- Theatrical release poster
- Directed by: Kiran Antony
- Written by: Dinoy Poulose
- Produced by: Vinod Shornur Jomon T John Shameer Muhammed
- Starring: Dinoy Paulose; Mathew Thomas; Lijomol Jose; Anaswara Rajan;
- Music by: Justin Varghese
- Production companies: CNC Cinemaas Plan J Studios.
- Release date: 16 September 2022;
- Country: India
- Language: Malayalam

= Visudha Mejo =

2022 Malayalam film

Visudha Mejo (English: Pure Mejo) is a 2022 Indian Malayalam-language romantic drama film written and directed by Kiran Antony. The film stars Dinoy Paulose, Mathew Thomas, Lijomol Jose and Anaswara Rajan.
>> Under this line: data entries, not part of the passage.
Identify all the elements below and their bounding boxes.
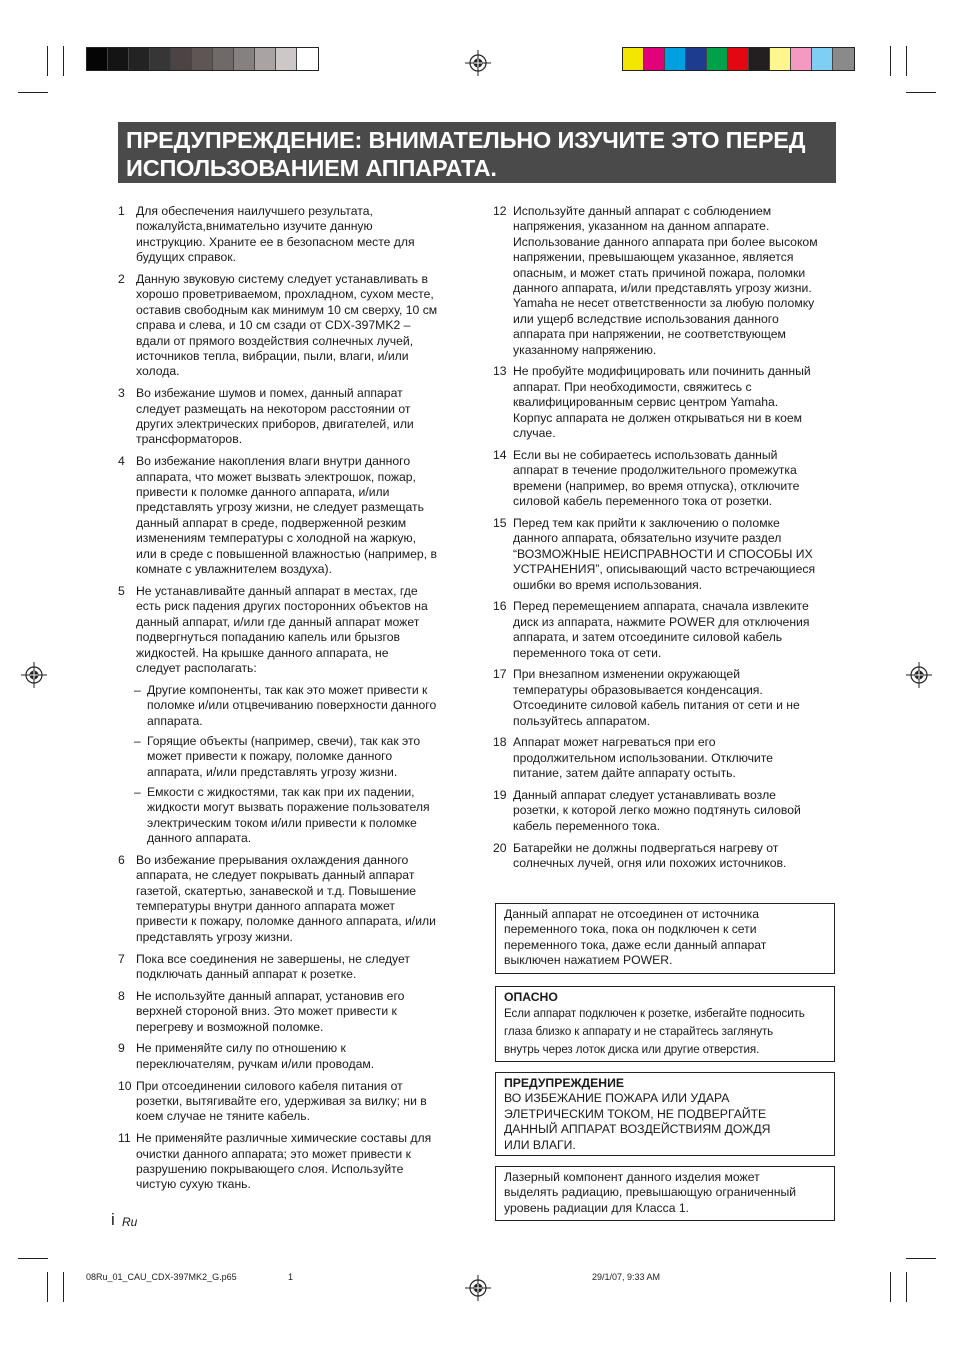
list-item [118, 1079, 460, 1125]
box-text-line: выключен нажатием POWER. [504, 953, 673, 968]
item-text-line: переключателям, ручкам и/или проводам. [136, 1056, 375, 1071]
page-title-line-1: ПРЕДУПРЕЖДЕНИЕ: ВНИМАТЕЛЬНО ИЗУЧИТЕ ЭТО ПЕРЕД [126, 127, 806, 153]
list-item [118, 1131, 460, 1193]
item-text-line: температуры образовывается конденсация. [513, 682, 763, 697]
box-text-line: ВО ИЗБЕЖАНИЕ ПОЖАРА ИЛИ УДАРА [504, 1091, 730, 1106]
right-column-safety-list [495, 204, 840, 878]
sub-item-text-line: данного аппарата. [147, 830, 252, 845]
item-number: 8 [118, 988, 125, 1003]
list-item [495, 516, 840, 593]
item-text-line: пожалуйста,внимательно изучите данную [136, 219, 373, 234]
color-swatch [87, 48, 108, 70]
color-swatch [686, 48, 707, 70]
color-swatch [623, 48, 644, 70]
item-text-line: газетой, скатертью, занавеской и т.д. Повышение [136, 883, 417, 898]
list-item [118, 204, 460, 266]
item-text-line: “ВОЗМОЖНЫЕ НЕИСПРАВНОСТИ И СПОСОБЫ ИХ [513, 546, 813, 561]
list-item [495, 841, 840, 872]
item-number: 17 [493, 667, 507, 682]
item-text-line: или ущерб вследствие использования данного [513, 311, 779, 326]
danger-body [504, 1005, 826, 1059]
list-item [118, 584, 460, 676]
item-text-line: Корпус аппарата не должен открываться ни в коем [513, 410, 803, 425]
item-text-line: Не используйте данный аппарат, установив его [136, 988, 405, 1003]
box-text-line: глаза близко к аппарату и не старайтесь заглянуть [504, 1025, 774, 1039]
item-text-line: солнечных лучей, огня или похожих источников. [513, 855, 787, 870]
item-number: 12 [493, 204, 507, 218]
item-number: 7 [118, 951, 125, 966]
item-text-line: При отсоединении силового кабеля питания от [136, 1078, 403, 1093]
item-text-line: будущих справок. [136, 250, 237, 265]
sub-item-dash: – [134, 784, 141, 799]
item-text-line: следует располагать: [136, 660, 257, 675]
item-text-line: подключать данный аппарат к розетке. [136, 967, 357, 982]
list-item [495, 667, 840, 729]
page-title-line-2: ИСПОЛЬЗОВАНИЕМ АППАРАТА. [126, 155, 497, 181]
sub-item-text-line: Другие компоненты, так как это может привести к [147, 682, 428, 697]
item-text-line: пользуйтесь аппаратом. [513, 713, 651, 728]
item-number: 15 [493, 515, 507, 530]
color-calibration-bar [622, 47, 855, 71]
item-text-line: верхней стороной вниз. Это может привести к [136, 1004, 397, 1019]
item-number: 6 [118, 852, 125, 867]
item-text-line: Данный аппарат следует устанавливать возле [513, 787, 776, 802]
item-text-line: Во избежание шумов и помех, данный аппарат [136, 386, 403, 401]
item-text-line: Если вы не собираетесь использовать данный [513, 447, 778, 462]
item-number: 14 [493, 447, 507, 462]
box-text-line: внутрь через лоток диска или другие отверстия. [504, 1043, 760, 1057]
item-text-line: переменного тока от сети. [513, 645, 662, 660]
item-text-line: представлять угрозу жизни, не следует размещать [136, 500, 424, 515]
list-item [118, 853, 460, 945]
list-item [118, 952, 460, 983]
item-number: 18 [493, 735, 507, 750]
item-text-line: напряжении, превышающем указанное, является [513, 250, 794, 265]
color-swatch [812, 48, 833, 70]
color-swatch [770, 48, 791, 70]
item-text-line: изменениям температуры с холодной на жаркую, [136, 531, 417, 546]
item-text-line: Не устанавливайте данный аппарат в местах, где [136, 583, 418, 598]
sub-item-dash: – [134, 733, 141, 748]
box-text-line: уровень радиации для Класса 1. [504, 1200, 690, 1215]
item-text-line: указанному напряжению. [513, 342, 657, 357]
item-text-line: Батарейки не должны подвергаться нагреву от [513, 840, 779, 855]
item-text-line: оставив свободным как минимум 10 см сверху, 10 см [136, 302, 438, 317]
page-title [118, 122, 836, 183]
item-text-line: аппарата, не следует покрывать данный аппарат [136, 868, 415, 883]
box-text-line: ЭЛЕТРИЧЕСКИМ ТОКОМ, НЕ ПОДВЕРГАЙТЕ [504, 1106, 767, 1121]
color-swatch [833, 48, 854, 70]
item-text-line: очистки данного аппарата; это может привести к [136, 1146, 411, 1161]
sub-item-text-line: электрическим током и/или привести к поломке [147, 815, 417, 830]
color-swatch [749, 48, 770, 70]
item-text-line: перегреву и возможной поломке. [136, 1019, 324, 1034]
item-text-line: данный аппарат в среде, подверженной резким [136, 515, 407, 530]
item-text-line: диск из аппарата, нажмите POWER для отключения [513, 614, 810, 629]
sub-item-text-line: жидкости могут вызвать поражение пользователя [147, 800, 430, 815]
item-text-line: Не применяйте силу по отношению к [136, 1041, 346, 1056]
footer-datetime: 29/1/07, 9:33 AM [592, 1272, 661, 1282]
footer-page: 1 [288, 1272, 294, 1282]
color-swatch [213, 48, 234, 70]
item-text-line: Данную звуковую систему следует устанавливать в [136, 272, 428, 287]
list-item [118, 386, 460, 448]
item-text-line: вдали от прямого воздействия солнечных лучей, [136, 333, 414, 348]
item-text-line: продолжительном использовании. Отключите [513, 750, 773, 765]
item-text-line: силовой кабель переменного тока от розетки. [513, 494, 773, 509]
color-swatch [171, 48, 192, 70]
list-item [495, 364, 840, 441]
item-text-line: Используйте данный аппарат с соблюдением [513, 204, 772, 218]
item-text-line: данного аппарата, обязательно изучите раздел [513, 531, 782, 546]
color-swatch [150, 48, 171, 70]
warning-notice-box [495, 1072, 835, 1156]
item-text-line: напряжения, указанном на данном аппарате. [513, 219, 770, 234]
item-text-line: Перед тем как прийти к заключению о поломке [513, 515, 780, 530]
item-text-line: данный аппарат, и/или где данный аппарат может [136, 614, 420, 629]
item-text-line: аппарата, и затем отсоедините силовой кабель [513, 630, 783, 645]
item-text-line: Для обеспечения наилучшего результата, [136, 204, 373, 218]
registration-mark-icon [21, 662, 47, 688]
sub-item-text-line: аппарата. [147, 713, 203, 728]
power-notice-box [495, 903, 835, 974]
item-text-line: УСТРАНЕНИЯ”, описывающий часто встречающиеся [513, 562, 816, 577]
list-item [495, 448, 840, 510]
item-text-line: розетки, к которой легко можно подтянуть силовой [513, 803, 801, 818]
item-text-line: Перед перемещением аппарата, сначала извлеките [513, 599, 809, 614]
color-swatch [129, 48, 150, 70]
sub-list-item [118, 785, 460, 847]
item-text-line: источников тепла, вибрации, пыли, влаги, и/или [136, 349, 409, 364]
color-swatch [297, 48, 318, 70]
box-text-line: переменного тока, даже если данный аппарат [504, 937, 767, 952]
color-swatch [255, 48, 276, 70]
item-text-line: комнате с увлажнителем воздуха). [136, 562, 332, 577]
page-language: Ru [122, 1215, 138, 1229]
item-text-line: разрушению покрывающего слоя. Используйте [136, 1162, 404, 1177]
list-item [118, 1041, 460, 1072]
color-swatch [276, 48, 297, 70]
item-text-line: подвергнуться попаданию капель или брызгов [136, 630, 400, 645]
item-text-line: Пока все соединения не завершены, не следует [136, 951, 410, 966]
item-text-line: розетки, вытягивайте его, удерживая за вилку; ни в [136, 1094, 427, 1109]
color-swatch [665, 48, 686, 70]
item-text-line: Во избежание накопления влаги внутри данного [136, 454, 411, 469]
sub-list-item [118, 683, 460, 729]
list-item [118, 454, 460, 577]
item-text-line: кабель переменного тока. [513, 818, 661, 833]
item-number: 9 [118, 1041, 125, 1056]
warning-body [504, 1091, 826, 1153]
item-text-line: опасным, и может стать причиной пожара, поломки [513, 265, 806, 280]
item-text-line: питание, затем дайте аппарату остыть. [513, 766, 736, 781]
box-text-line: ДАННЫЙ АППАРАТ ВОЗДЕЙСТВИЯМ ДОЖДЯ [504, 1122, 771, 1137]
color-swatch [791, 48, 812, 70]
item-number: 19 [493, 787, 507, 802]
item-text-line: Аппарат может нагреваться при его [513, 735, 716, 750]
item-text-line: или в среде с повышенной влажностью (например, в [136, 546, 437, 561]
item-text-line: Не пробуйте модифицировать или починить данный [513, 364, 811, 379]
item-text-line: привести к пожару, поломке данного аппарата, и/или [136, 914, 436, 929]
sub-item-text-line: может привести к пожару, поломке данного [147, 749, 393, 764]
item-text-line: Не применяйте различные химические составы для [136, 1131, 432, 1146]
list-item [495, 204, 840, 358]
item-text-line: При внезапном изменении окружающей [513, 667, 741, 682]
list-item [495, 788, 840, 834]
item-text-line: чистую сухую ткань. [136, 1177, 251, 1192]
item-text-line: аппарата при напряжении, не соответствующем [513, 327, 786, 342]
item-text-line: Отсоедините силовой кабель питания от сети и не [513, 698, 800, 713]
item-text-line: хорошо проветриваемом, прохладном, сухом месте, [136, 287, 434, 302]
registration-mark-icon [906, 662, 932, 688]
warning-heading: ПРЕДУПРЕЖДЕНИЕ [504, 1076, 624, 1090]
item-text-line: привести к поломке данного аппарата, и/или [136, 485, 390, 500]
item-text-line: есть риск падения других посторонних объектов на [136, 599, 428, 614]
box-text-line: выделять радиацию, превышающую ограниченный [504, 1185, 797, 1200]
danger-notice-box [495, 986, 835, 1062]
sub-item-text-line: аппарата, и/или представлять угрозу жизни. [147, 764, 398, 779]
item-text-line: квалифицированным сервис центром Yamaha. [513, 395, 779, 410]
item-number: 20 [493, 840, 507, 855]
color-swatch [192, 48, 213, 70]
registration-mark-icon [465, 1275, 491, 1301]
item-text-line: аппарат. При необходимости, свяжитесь с [513, 379, 752, 394]
item-text-line: аппарат в течение продолжительного промежутка [513, 463, 797, 478]
item-text-line: следует размещать на некотором расстоянии от [136, 401, 411, 416]
item-text-line: жидкостей. На крышке данного аппарата, не [136, 645, 389, 660]
color-swatch [108, 48, 129, 70]
item-text-line: коем случае не тяните кабель. [136, 1109, 311, 1124]
item-text-line: справа и слева, и 10 см сзади от CDX-397MK2 – [136, 318, 411, 333]
item-number: 16 [493, 599, 507, 614]
sub-item-dash: – [134, 682, 141, 697]
item-text-line: Во избежание прерывания охлаждения данного [136, 852, 409, 867]
page-number: i [111, 1210, 115, 1229]
item-number: 4 [118, 454, 125, 469]
box-text-line: переменного тока, пока он подключен к сети [504, 922, 757, 937]
item-text-line: данного аппарата, и/или представлять угрозу жизни. [513, 281, 812, 296]
item-number: 5 [118, 583, 125, 598]
item-number: 10 [118, 1078, 132, 1093]
item-text-line: Yamaha не несет ответственности за любую поломку [513, 296, 815, 311]
list-item [118, 989, 460, 1035]
item-text-line: случае. [513, 426, 556, 441]
box-text-line: Лазерный компонент данного изделия может [504, 1170, 760, 1184]
item-text-line: аппарата, что может вызвать электрошок, пожар, [136, 469, 416, 484]
grayscale-calibration-bar [86, 47, 319, 71]
color-swatch [234, 48, 255, 70]
footer-filename: 08Ru_01_CAU_CDX-397MK2_G.p65 [86, 1272, 237, 1282]
color-swatch [644, 48, 665, 70]
danger-heading: ОПАСНО [504, 990, 558, 1004]
item-number: 2 [118, 272, 125, 287]
item-text-line: ошибки во время использования. [513, 577, 703, 592]
box-text-line: ИЛИ ВЛАГИ. [504, 1137, 576, 1152]
laser-notice-box [495, 1166, 835, 1221]
registration-mark-icon [465, 50, 491, 76]
item-text-line: температуры внутри данного аппарата может [136, 899, 395, 913]
item-number: 11 [118, 1131, 131, 1146]
item-number: 1 [118, 204, 125, 218]
item-number: 13 [493, 364, 507, 379]
list-item [118, 272, 460, 380]
item-text-line: представлять угрозу жизни. [136, 929, 293, 944]
item-text-line: времени (например, во время отпуска), отключите [513, 478, 800, 493]
item-number: 3 [118, 386, 125, 401]
sub-item-text-line: Емкости с жидкостями, так как при их падении, [147, 784, 415, 799]
sub-item-text-line: Горящие объекты (например, свечи), так как это [147, 733, 421, 748]
box-text-line: Если аппарат подключен к розетке, избегайте подносить [504, 1007, 805, 1021]
color-swatch [707, 48, 728, 70]
color-swatch [728, 48, 749, 70]
box-text-line: Данный аппарат не отсоединен от источника [504, 907, 759, 921]
sub-item-text-line: поломке и/или отцвечиванию поверхности данного [147, 698, 437, 713]
item-text-line: холода. [136, 364, 180, 379]
item-text-line: трансформаторов. [136, 432, 243, 447]
sub-list-item [118, 734, 460, 780]
list-item [495, 735, 840, 781]
left-column-safety-list [118, 204, 460, 1199]
list-item [495, 599, 840, 661]
item-text-line: других электрических приборов, двигателей, или [136, 417, 414, 432]
item-text-line: инструкцию. Храните ее в безопасном месте для [136, 234, 415, 249]
item-text-line: Использование данного аппарата при более высоком [513, 234, 818, 249]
The film was produced by Jomon T. John, Vinod Shornur, and Shameer Muhammed under the banner of CNC Cinemaas and Plan J Studios. The film's music was composed by Justin Varghese and the cinematography was handled by Jomon T. John.

== Production ==
The film was scheduled to release on 5 August 2022 and film postponed to 16 September 2022 due to heavy rainfall.

== Reception ==
V Vinod Nair of Times of india gave 2.5 stars out of 5 and wrote that "This romance fails to appeal as it lacks a convincing script and acting." Onmanorama critic noted that "Lijo Mol proves yet again in this amateur ‘stalking’ drama". Sanjith Sidhardhan of OTTplay gave 2.5 out of 5 and wrote that "Visudha Mejo also serves as a companion piece to Pathrosinte Padappukal, in the sense that it gets off to a promising start but ends up all over the place in the latter half. The lack of chemistry between its lead characters also contribute to making this film a less engaging affair."